Celeste Price, the protag of Alissa Nutting‘s 2003 novel Tampa, is selfish, unloving, perverse and good-looking. She is a married middle-school teacher sexually excited by fourteen-year-old boys. The grabber is that this is all she cares about: intimate time with these boys, specifically Jack and then Boyd. Thus Nutting is right to make the book so sexually descriptive.
A first novel, Tampa is almost inconsequential but, as well, it is vigorous and certainly not boring. Best of all is that Nutting can write, the finesse here positively clear.
In the 1930s, a 68-year-old man was considered an old man. Thus Louis, the hero of the Francois Mauriac novel Viper’s Tangle (1933), is an old man—one afflicted with angina pectoris, in addition to being obsessed with money and riled by his family.

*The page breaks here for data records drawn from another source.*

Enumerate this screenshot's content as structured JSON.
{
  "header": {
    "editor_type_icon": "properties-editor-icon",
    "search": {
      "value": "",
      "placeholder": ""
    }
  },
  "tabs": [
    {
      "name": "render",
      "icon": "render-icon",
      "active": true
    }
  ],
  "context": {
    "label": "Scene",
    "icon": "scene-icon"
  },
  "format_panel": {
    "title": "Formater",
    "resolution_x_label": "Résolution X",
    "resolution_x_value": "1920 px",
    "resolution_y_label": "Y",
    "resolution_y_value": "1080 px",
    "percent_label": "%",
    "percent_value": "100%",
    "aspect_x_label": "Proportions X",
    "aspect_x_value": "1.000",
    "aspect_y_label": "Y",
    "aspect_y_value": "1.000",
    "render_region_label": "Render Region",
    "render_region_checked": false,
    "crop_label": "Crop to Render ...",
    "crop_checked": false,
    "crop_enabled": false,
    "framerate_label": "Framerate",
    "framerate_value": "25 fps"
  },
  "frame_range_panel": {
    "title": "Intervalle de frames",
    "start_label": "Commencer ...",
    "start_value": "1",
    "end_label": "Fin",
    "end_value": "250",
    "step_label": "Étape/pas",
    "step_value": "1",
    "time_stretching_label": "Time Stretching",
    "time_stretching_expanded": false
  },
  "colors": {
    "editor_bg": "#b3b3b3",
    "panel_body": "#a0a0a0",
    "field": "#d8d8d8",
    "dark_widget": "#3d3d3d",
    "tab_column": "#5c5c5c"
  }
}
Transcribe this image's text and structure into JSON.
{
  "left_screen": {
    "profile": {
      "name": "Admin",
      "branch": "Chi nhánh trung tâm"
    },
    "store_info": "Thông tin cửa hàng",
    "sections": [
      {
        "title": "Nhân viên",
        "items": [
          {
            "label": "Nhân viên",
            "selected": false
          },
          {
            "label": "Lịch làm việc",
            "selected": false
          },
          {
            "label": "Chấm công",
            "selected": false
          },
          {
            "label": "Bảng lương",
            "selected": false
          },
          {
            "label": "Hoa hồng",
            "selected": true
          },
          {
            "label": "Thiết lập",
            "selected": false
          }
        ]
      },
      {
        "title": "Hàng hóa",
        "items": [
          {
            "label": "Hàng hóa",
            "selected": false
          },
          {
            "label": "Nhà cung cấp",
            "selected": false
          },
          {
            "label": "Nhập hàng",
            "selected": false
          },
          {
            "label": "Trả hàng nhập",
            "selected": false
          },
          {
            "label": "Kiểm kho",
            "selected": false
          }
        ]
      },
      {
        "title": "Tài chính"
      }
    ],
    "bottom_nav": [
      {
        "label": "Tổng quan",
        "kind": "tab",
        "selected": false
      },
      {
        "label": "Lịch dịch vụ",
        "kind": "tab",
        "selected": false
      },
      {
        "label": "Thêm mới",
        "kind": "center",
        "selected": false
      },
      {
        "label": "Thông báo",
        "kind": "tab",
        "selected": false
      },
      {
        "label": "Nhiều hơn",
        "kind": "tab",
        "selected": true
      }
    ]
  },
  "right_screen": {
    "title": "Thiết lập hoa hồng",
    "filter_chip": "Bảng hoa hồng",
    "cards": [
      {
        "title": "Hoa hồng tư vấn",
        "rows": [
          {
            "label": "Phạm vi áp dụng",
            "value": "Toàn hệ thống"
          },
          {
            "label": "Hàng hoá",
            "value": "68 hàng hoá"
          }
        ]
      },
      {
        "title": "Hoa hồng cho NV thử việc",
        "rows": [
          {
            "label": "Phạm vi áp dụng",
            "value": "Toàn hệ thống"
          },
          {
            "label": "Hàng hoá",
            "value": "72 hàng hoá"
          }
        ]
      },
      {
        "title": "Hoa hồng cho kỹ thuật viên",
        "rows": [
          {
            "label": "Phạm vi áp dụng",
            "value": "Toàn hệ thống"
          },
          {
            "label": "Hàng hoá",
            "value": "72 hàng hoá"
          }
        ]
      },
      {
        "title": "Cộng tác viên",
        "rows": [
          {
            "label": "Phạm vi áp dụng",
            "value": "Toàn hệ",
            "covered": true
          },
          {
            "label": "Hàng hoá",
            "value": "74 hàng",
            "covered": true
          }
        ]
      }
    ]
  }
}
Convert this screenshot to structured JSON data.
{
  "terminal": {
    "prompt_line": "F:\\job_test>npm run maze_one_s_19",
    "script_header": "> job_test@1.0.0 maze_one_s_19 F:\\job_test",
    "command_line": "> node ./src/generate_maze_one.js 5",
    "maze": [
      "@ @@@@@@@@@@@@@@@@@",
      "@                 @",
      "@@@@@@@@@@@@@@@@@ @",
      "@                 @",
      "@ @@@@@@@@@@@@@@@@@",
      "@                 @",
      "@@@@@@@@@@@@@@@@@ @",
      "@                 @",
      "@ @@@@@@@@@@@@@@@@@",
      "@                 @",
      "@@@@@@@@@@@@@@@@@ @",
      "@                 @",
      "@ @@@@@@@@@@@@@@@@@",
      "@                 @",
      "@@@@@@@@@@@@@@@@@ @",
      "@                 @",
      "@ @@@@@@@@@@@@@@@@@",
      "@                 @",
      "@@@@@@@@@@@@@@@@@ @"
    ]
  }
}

He is not much different from a Flannery O’Connor sinner-infidel except that he is studied psychologically, by the author, to a degree unheard-of in an O’Connor fiction. The true Catholic, the Christian, in the story is Isa, Louis’s wife, and the old man implacably scorns her religion. Yet, after Isa dies, Louis finds himself penning the words, “Oh God, oh God—if only You existed!”
Does God exist?
After all, even Louis’s loving granddaughter, Janine, avers about herself and the other relatives that “our principles [Catholic ones] remained separate from our lives.” All the same, this will not remain the case with Louis, who discovers that God does exist. The world in Viper’s Tangle finally and sadly offers nothing. Louis finds the Deity offering redemption.
The plot in this novel is pretty unimpressive, but character and style aren’t. Mauriac’s prose is pellucid and his attitude beautifully sympathetic. It is Christian fiction at its finest.